So nach langer zeit melde ich mich mal wieder für einen Zwischenbericht.
Nach 40 Std Nacharbeit und Aufmörteln von 53 m Ufergraben  (38 Std Auspumpen von Regenwasser sind nicht dabei ) habe ich einige neue Bilder.
Habe Heute Vlies und Folie bestellt und  warte das es weiter geht 
Viele Grüße
Woody


----------



## Woodruff (24. Juni 2009)

*AW: Mut zum Schwimmteich*

Hallo Teichfreunde
So jetzt habe ich zwar Vlies und Folie  Zuhause aber auch seit 5 tagen dauerregen und etwa 14000 l Regenwasser  in der Schutzfolie die ich wieder auspumpen muss .
( oh Mann so werde ich nie fertig)
Grüße 
Woody


----------



## expresser (24. Juni 2009)

*AW: Mut zum Schwimmteich*

Hallo Woody,
wer überwacht dich und wie kommst du dann zu den Bildern?
Im ernst, da kann man ja gar nichts erkennen! Ich wollte dich gerade aufmuntern und mit dem, daß der Boden dadurch verdichtet wird trösten, aber man sieht nicht ob der Teichgrund das auch nötig hat. Also Fotoaparat auspacken uns los gehts. Ich bin auch zum Warten verdammt. Bei uns versickert das Wasser wenigstens durch das Vlies. Wäre doch schon die Folie drinnen!


----------



## Woodruff (25. Juni 2009)

*AW: Mut zum Schwimmteich*

Hallo Werna
1.	Wer : Wolfgang S aus B 
2.	Anruf beim BND und bitte um Sat Bilder ( Hochauflösende Bilder Kosten extra darum die schlechte Qualität )


 So nun eine kurze Beschreibung meines Bodens , habe einen Lehmboden der fast kein Wasser durchläst der ist fest und muss nicht verdichtet werden .
Leider wird mir das Wasser nicht gutgeschrieben bei den Wasserwerken wenn ich es wieder abpumpe.
So dann sind wir schon zwei die auf besseres Wetter warten um weiter zu machen .
Grüße 
Woody


----------



## martin karstens (25. Juni 2009)

*AW: Mut zum Schwimmteich*

Sei froh das Du die Schutzfolie drin hast. Sonst wäre richtiges Chaos!
Drücke Dir die Daumen für gutes Wetter!


----------



## Woodruff (10. Juli 2009)

*AW: Mut zum Schwimmteich*

Hallo Teichfreunde
So jetzt geht es weiter ,Vlies habe ich bereits verlegt und Folie sollte am Sonntag  reinkommen ( wen es der regen zulässt )
Für alle die Interesse haben eine vorab Bildergalerie.
http://picasaweb.google.de/mail.winkler/Teichbau1#
Grüße
Woody


----------



## expresser (10. Juli 2009)

*AW: Mut zum Schwimmteich*

Hallo Woody,

da beobachtet dich jemand und macht Fotos von dir!

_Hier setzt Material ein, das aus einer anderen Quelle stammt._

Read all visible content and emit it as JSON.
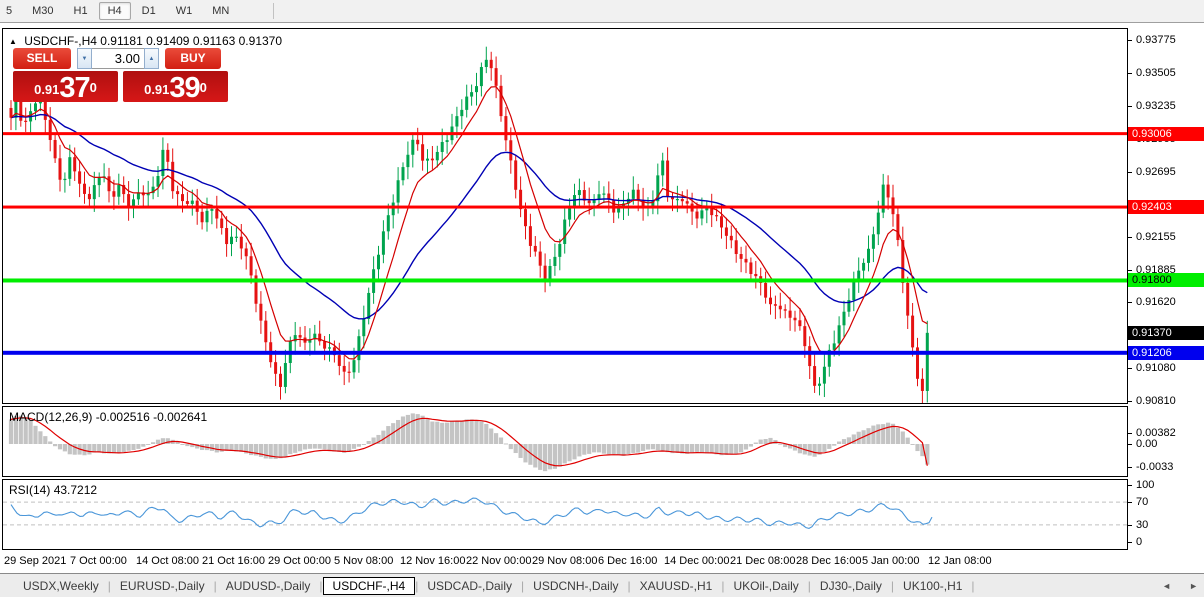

Wir verlegen die Folie morgen!

Erster   

Ich wünsche uns beiden schönes Wetter und dass wir das gut hinbekommen!

ps. fotografieren nicht vergessen. Ach, du wirst ja e überwacht.


----------



## Woodruff (10. Juli 2009)

*AW: Mut zum Schwimmteich*

Hallo Werna

danke dir auch und viel spass beim verlegen und das alles gut geht bei dir !
Grüße
Woody


----------



## Woodruff (12. Juli 2009)

*AW: Mut zum Schwimmteich*

Hallo Werna
und hat alles geklappt ?
so ab 11 Uhr geht es los 
bis bald


----------



## Woodruff (29. Juli 2009)

*AW: Mut zum Schwimmteich*

Hallo Teichfreunde 
Die neusten Bilder , Vlies und Folie sind jetzt drin die Verbundmatten habe ich auch schon fertig ein gemörtelt nach dem aushärten ( 14 Tage ) kann ich endlich fluten.


----------



## expresser (1. Aug. 2009)

*AW: Mut zum Schwimmteich*

Hallo Woody,

sehr schön was man da so sieht!
Beim Vlies verlegen als Sommerfrischler mit Hut und beim Verspachtel stehst du mitten im Dreck.

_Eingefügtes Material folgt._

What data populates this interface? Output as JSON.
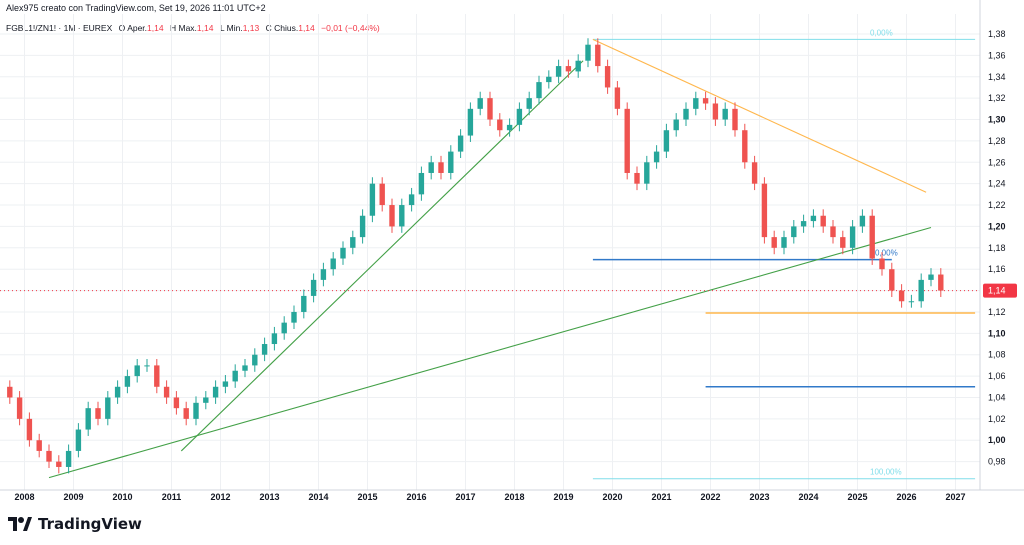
{
  "header": {
    "caption": "Alex975 creato con TradingView.com, Set 19, 2026 11:01 UTC+2"
  },
  "symbol": {
    "name": "FGBL1!/ZN1! · 1M · EUREX",
    "open_label": "O",
    "open_text": "Aper.",
    "open_value": "1,14",
    "high_label": "H",
    "high_text": "Max.",
    "high_value": "1,14",
    "low_label": "L",
    "low_text": "Min.",
    "low_value": "1,13",
    "close_label": "C",
    "close_text": "Chius.",
    "close_value": "1,14",
    "change": "−0,01 (−0,44%)"
  },
  "logo": {
    "text": "TradingView"
  },
  "colors": {
    "up": "#26a69a",
    "down": "#ef5350",
    "fib_top": "#80deea",
    "level": "#3179c9",
    "orange": "#ffb74d",
    "green": "#43a047",
    "price_tag": "#f23645",
    "grid": "#eef0f3"
  },
  "chart_data": {
    "type": "candlestick",
    "ylim": [
      0.96,
      1.38
    ],
    "y_ticks": [
      "1,38",
      "1,36",
      "1,34",
      "1,32",
      "1,30",
      "1,28",
      "1,26",
      "1,24",
      "1,22",
      "1,20",
      "1,18",
      "1,16",
      "1,14",
      "1,12",
      "1,10",
      "1,08",
      "1,06",
      "1,04",
      "1,02",
      "1,00",
      "0,98"
    ],
    "y_tick_values": [
      1.38,
      1.36,
      1.34,
      1.32,
      1.3,
      1.28,
      1.26,
      1.24,
      1.22,
      1.2,
      1.18,
      1.16,
      1.14,
      1.12,
      1.1,
      1.08,
      1.06,
      1.04,
      1.02,
      1.0,
      0.98
    ],
    "x_ticks": [
      "2008",
      "2009",
      "2010",
      "2011",
      "2012",
      "2013",
      "2014",
      "2015",
      "2016",
      "2017",
      "2018",
      "2019",
      "2020",
      "2021",
      "2022",
      "2023",
      "2024",
      "2025",
      "2026",
      "2027"
    ],
    "x_range": [
      2007.5,
      2027.5
    ],
    "last_price": "1,14",
    "last_value": 1.14,
    "series_close": [
      [
        2007.5,
        1.05
      ],
      [
        2007.7,
        1.04
      ],
      [
        2007.9,
        1.02
      ],
      [
        2008.1,
        1.0
      ],
      [
        2008.3,
        0.99
      ],
      [
        2008.5,
        0.98
      ],
      [
        2008.7,
        0.975
      ],
      [
        2008.9,
        0.99
      ],
      [
        2009.1,
        1.01
      ],
      [
        2009.3,
        1.03
      ],
      [
        2009.5,
        1.02
      ],
      [
        2009.7,
        1.04
      ],
      [
        2009.9,
        1.05
      ],
      [
        2010.1,
        1.06
      ],
      [
        2010.3,
        1.07
      ],
      [
        2010.5,
        1.07
      ],
      [
        2010.7,
        1.05
      ],
      [
        2010.9,
        1.04
      ],
      [
        2011.1,
        1.03
      ],
      [
        2011.3,
        1.02
      ],
      [
        2011.5,
        1.035
      ],
      [
        2011.7,
        1.04
      ],
      [
        2011.9,
        1.05
      ],
      [
        2012.1,
        1.055
      ],
      [
        2012.3,
        1.065
      ],
      [
        2012.5,
        1.07
      ],
      [
        2012.7,
        1.08
      ],
      [
        2012.9,
        1.09
      ],
      [
        2013.1,
        1.1
      ],
      [
        2013.3,
        1.11
      ],
      [
        2013.5,
        1.12
      ],
      [
        2013.7,
        1.135
      ],
      [
        2013.9,
        1.15
      ],
      [
        2014.1,
        1.16
      ],
      [
        2014.3,
        1.17
      ],
      [
        2014.5,
        1.18
      ],
      [
        2014.7,
        1.19
      ],
      [
        2014.9,
        1.21
      ],
      [
        2015.1,
        1.24
      ],
      [
        2015.3,
        1.22
      ],
      [
        2015.5,
        1.2
      ],
      [
        2015.7,
        1.22
      ],
      [
        2015.9,
        1.23
      ],
      [
        2016.1,
        1.25
      ],
      [
        2016.3,
        1.26
      ],
      [
        2016.5,
        1.25
      ],
      [
        2016.7,
        1.27
      ],
      [
        2016.9,
        1.285
      ],
      [
        2017.1,
        1.31
      ],
      [
        2017.3,
        1.32
      ],
      [
        2017.5,
        1.3
      ],
      [
        2017.7,
        1.29
      ],
      [
        2017.9,
        1.295
      ],
      [
        2018.1,
        1.31
      ],
      [
        2018.3,
        1.32
      ],
      [
        2018.5,
        1.335
      ],
      [
        2018.7,
        1.34
      ],
      [
        2018.9,
        1.35
      ],
      [
        2019.1,
        1.345
      ],
      [
        2019.3,
        1.355
      ],
      [
        2019.5,
        1.37
      ],
      [
        2019.7,
        1.35
      ],
      [
        2019.9,
        1.33
      ],
      [
        2020.1,
        1.31
      ],
      [
        2020.3,
        1.25
      ],
      [
        2020.5,
        1.24
      ],
      [
        2020.7,
        1.26
      ],
      [
        2020.9,
        1.27
      ],
      [
        2021.1,
        1.29
      ],
      [
        2021.3,
        1.3
      ],
      [
        2021.5,
        1.31
      ],
      [
        2021.7,
        1.32
      ],
      [
        2021.9,
        1.315
      ],
      [
        2022.1,
        1.3
      ],
      [
        2022.3,
        1.31
      ],
      [
        2022.5,
        1.29
      ],
      [
        2022.7,
        1.26
      ],
      [
        2022.9,
        1.24
      ],
      [
        2023.1,
        1.19
      ],
      [
        2023.3,
        1.18
      ],
      [
        2023.5,
        1.19
      ],
      [
        2023.7,
        1.2
      ],
      [
        2023.9,
        1.205
      ],
      [
        2024.1,
        1.21
      ],
      [
        2024.3,
        1.2
      ],
      [
        2024.5,
        1.19
      ],
      [
        2024.7,
        1.18
      ],
      [
        2024.9,
        1.2
      ],
      [
        2025.1,
        1.21
      ],
      [
        2025.3,
        1.17
      ],
      [
        2025.5,
        1.16
      ],
      [
        2025.7,
        1.14
      ],
      [
        2025.9,
        1.13
      ],
      [
        2026.1,
        1.13
      ],
      [
        2026.3,
        1.15
      ],
      [
        2026.5,
        1.155
      ],
      [
        2026.7,
        1.14
      ]
    ],
    "annotations": [
      {
        "label": "0,00%",
        "kind": "fib-top",
        "y": 1.375,
        "x": [
          2019.6,
          2027.4
        ]
      },
      {
        "label": "100,00%",
        "kind": "fib-bottom",
        "y": 0.964,
        "x": [
          2019.6,
          2027.4
        ]
      },
      {
        "label": "0,00%",
        "kind": "level",
        "y": 1.169,
        "x": [
          2019.6,
          2025.7
        ]
      },
      {
        "label": "",
        "kind": "orange-level",
        "y": 1.119,
        "x": [
          2021.9,
          2027.4
        ]
      },
      {
        "label": "",
        "kind": "level",
        "y": 1.05,
        "x": [
          2021.9,
          2027.4
        ]
      }
    ],
    "trendlines": [
      {
        "color": "green",
        "from": [
          2008.5,
          0.965
        ],
        "to": [
          2026.5,
          1.199
        ]
      },
      {
        "color": "green",
        "from": [
          2011.2,
          0.99
        ],
        "to": [
          2019.4,
          1.355
        ]
      },
      {
        "color": "orange",
        "from": [
          2019.6,
          1.375
        ],
        "to": [
          2026.4,
          1.232
        ]
      }
    ]
  }
}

Hast dir gedacht, du fängst mit dem leichtesten an und schlemmst den Boden ein, oder?

Ich will aktuelle Bilder sehen, verrate uns deine Pläne und erzähl`uns von deinen Pannen. Hast du jetzt schon Wasser drinnen?

Wenn du Lust hast, dann schau doch einmal vorbei.
https://www.hobby-gartenteich.de/forum/showthread.php?p=242173#post242173


----------



## Woodruff (3. Aug. 2009)

*AW: Mut zum Schwimmteich*

Hallo Werna

Habe mir dein Projekt mit den Bilder angesehen und muss sagen da hat jemand Fleißig gearbeitet.
Ich nehme an es wahr der junge Mann der in ein paar Bildern zusehen ist ( Kinderarbeit in Österreich ) im ernst deine flächen sehen sehr glatt aus das habe ich leider nicht hinbekommen .
Das fluten von meinen Teich habe ich für dieses Wochenende vor , leider habe ich keine Digicam um die Bilder gleich Hochzuladen . ich denke mal du bist mir mal wieder einen schritt voraus .


----------



## Woodruff (11. Aug. 2009)

*AW: Mut zum Schwimmteich*

Hallo Teichfreunde
So endlich habe ich Wasser drin , 
Vor ab ein Bild


----------



## thias (12. Aug. 2009)

*AW: Mut zum Schwimmteich*

Hallo Woody,

sehr schön.

Jetzt kommt noch die schönste Arbeit, die Ufergestaltung. Machst du ringsum einen Ufergraben?
Versuche auch so schnell wie möglich die Pflanzen reinzubekommen, damit sie noch etwas anwachsen.


----------



## Woodruff (12. Aug. 2009)

*AW: Mut zum Schwimmteich*

Hallo Thias

Ufergraben ist in arbeit und Pflanzen habe ich bestellt, ich wollte den Übergang zur Wiese mit L förmigen Kantensteinen Trennen da ich wenig platz habe . Solltest du eine andere Idee haben bin ich für jede Hilfe dankbar
Übrigens ist dein Fachbeitrag Ufergestaltung Top.


----------



## thias (12. Aug. 2009)

*AW: Mut zum Schwimmteich*



Woodruff schrieb:


> ... ich wollte den Übergang zur Wiese mit L förmigen Kantensteinen Trennen da ich wenig platz habe .


 
Ich kenne zwar keine L-Steine, ist aber sicher machbar (mit Schenkel zum Graben?)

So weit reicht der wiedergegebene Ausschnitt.